The main wolf-hater in the novel is a man who scorns us as “bunny huggers”, and I suppose he represents cattlemen all over the country. We bunny huggers may not appreciate the cost of slaughtered cattle but on the other hand we do seek to preserve not only wolves but an entire spectrum of wildlife that is being killed off all over this world. Despite horrendous daily mortalities among human beings, our numbers continue to burgeon and to encroach upon habitats of animals that may become extinct. We pollute the atmosphere and waters, setting the Earth on a path that soon will have no return. Our forests, especially in the Amazon and Indonesia, are being cut away at a rate that is unsustainable for wildlife.

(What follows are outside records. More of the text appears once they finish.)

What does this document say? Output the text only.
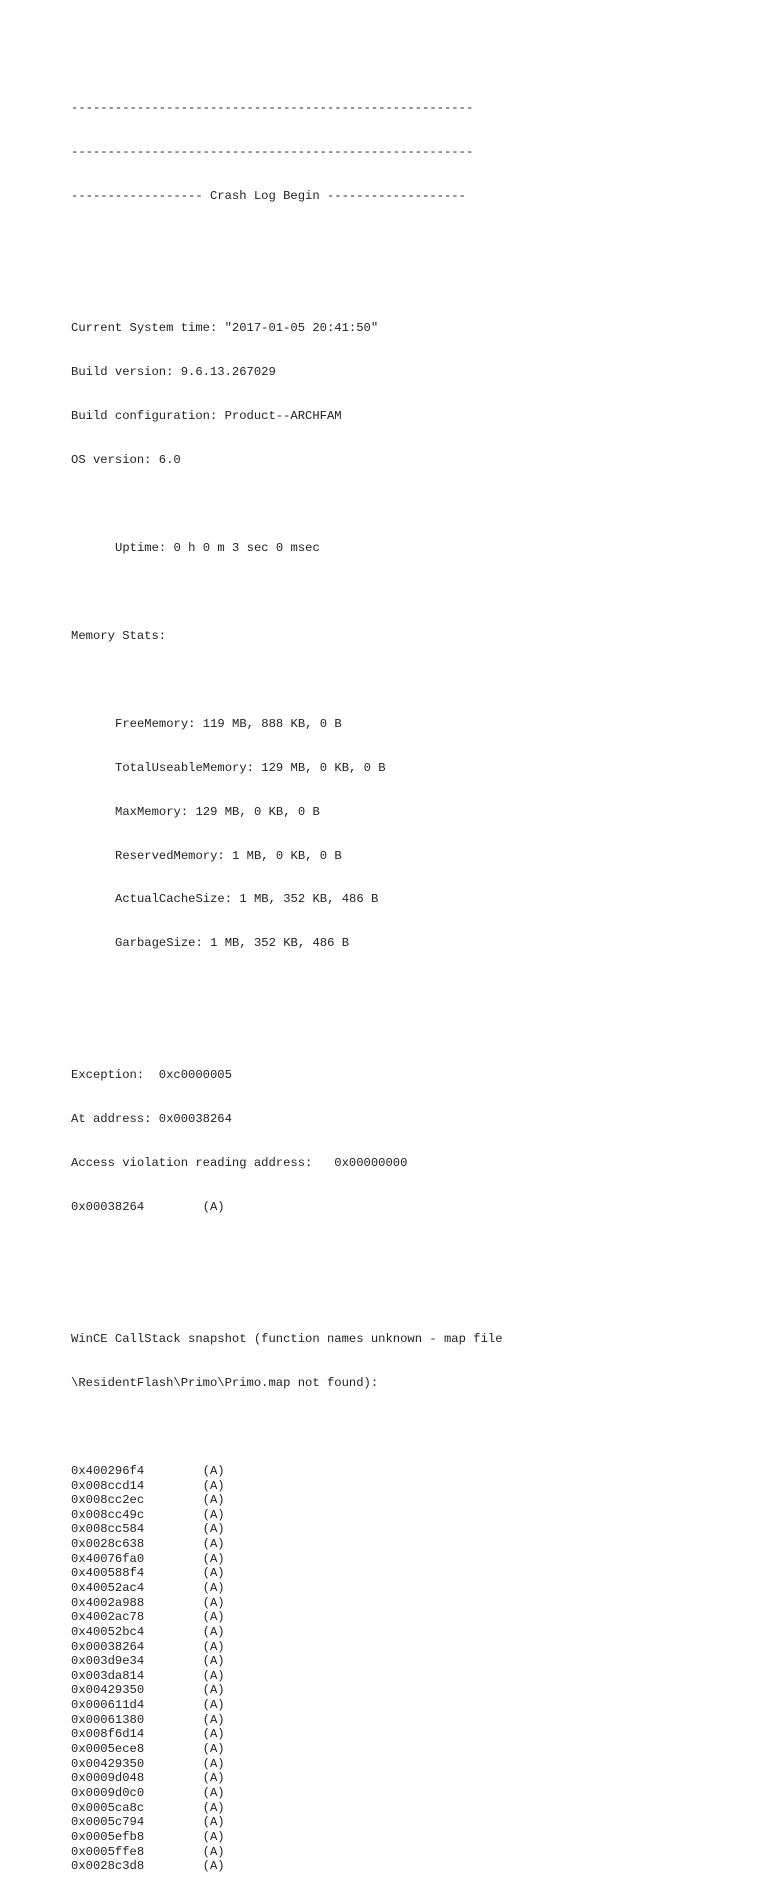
-------------------------------------------------------

-------------------------------------------------------

------------------ Crash Log Begin -------------------

Current System time: "2017-01-05 20:41:50"

Build version: 9.6.13.267029

Build configuration: Product--ARCHFAM

OS version: 6.0

Uptime: 0 h 0 m 3 sec 0 msec

Memory Stats:

FreeMemory: 119 MB, 888 KB, 0 B

TotalUseableMemory: 129 MB, 0 KB, 0 B

MaxMemory: 129 MB, 0 KB, 0 B

ReservedMemory: 1 MB, 0 KB, 0 B

ActualCacheSize: 1 MB, 352 KB, 486 B

GarbageSize: 1 MB, 352 KB, 486 B

Exception:  0xc0000005

At address: 0x00038264

Access violation reading address:   0x00000000

0x00038264        (A)

WinCE CallStack snapshot (function names unknown - map file

\ResidentFlash\Primo\Primo.map not found):

0x400296f4        (A)
0x008ccd14        (A)
0x008cc2ec        (A)
0x008cc49c        (A)
0x008cc584        (A)
0x0028c638        (A)
0x40076fa0        (A)
0x400588f4        (A)
0x40052ac4        (A)
0x4002a988        (A)
0x4002ac78        (A)
0x40052bc4        (A)
0x00038264        (A)
0x003d9e34        (A)
0x003da814        (A)
0x00429350        (A)
0x000611d4        (A)
0x00061380        (A)
0x008f6d14        (A)
0x0005ece8        (A)
0x00429350        (A)
0x0009d048        (A)
0x0009d0c0        (A)
0x0005ca8c        (A)
0x0005c794        (A)
0x0005efb8        (A)
0x0005ffe8        (A)
0x0028c3d8        (A)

Yes, I care. I manage to avoid eating meat 95% of the time and I know my puny efforts to conserve the life of animals in shrinking habitat are effective only 5% of the rest of the whole.

Will we have any elephants left in a decade? Will the new wealthy Chinese finally grow tired of acquiring ivory trinkets? Is the Chinese government sincere in imposing a ban on ivory imports or is it just lip service to appease international concern? Other borders of entry encompass entire southeast Asia. What are they doing to stem the trade? I do not believe they care about world opinion, while the poachers continue to shoot and poison elephants to supply the demand.

These “big-game” hunters who pay $60,000 for a license to kill a trophy animal belong on my wall of human trophy heads. Times have moved on, gentlemen, from the days of Ernest Hemingway. Move on, yourselves.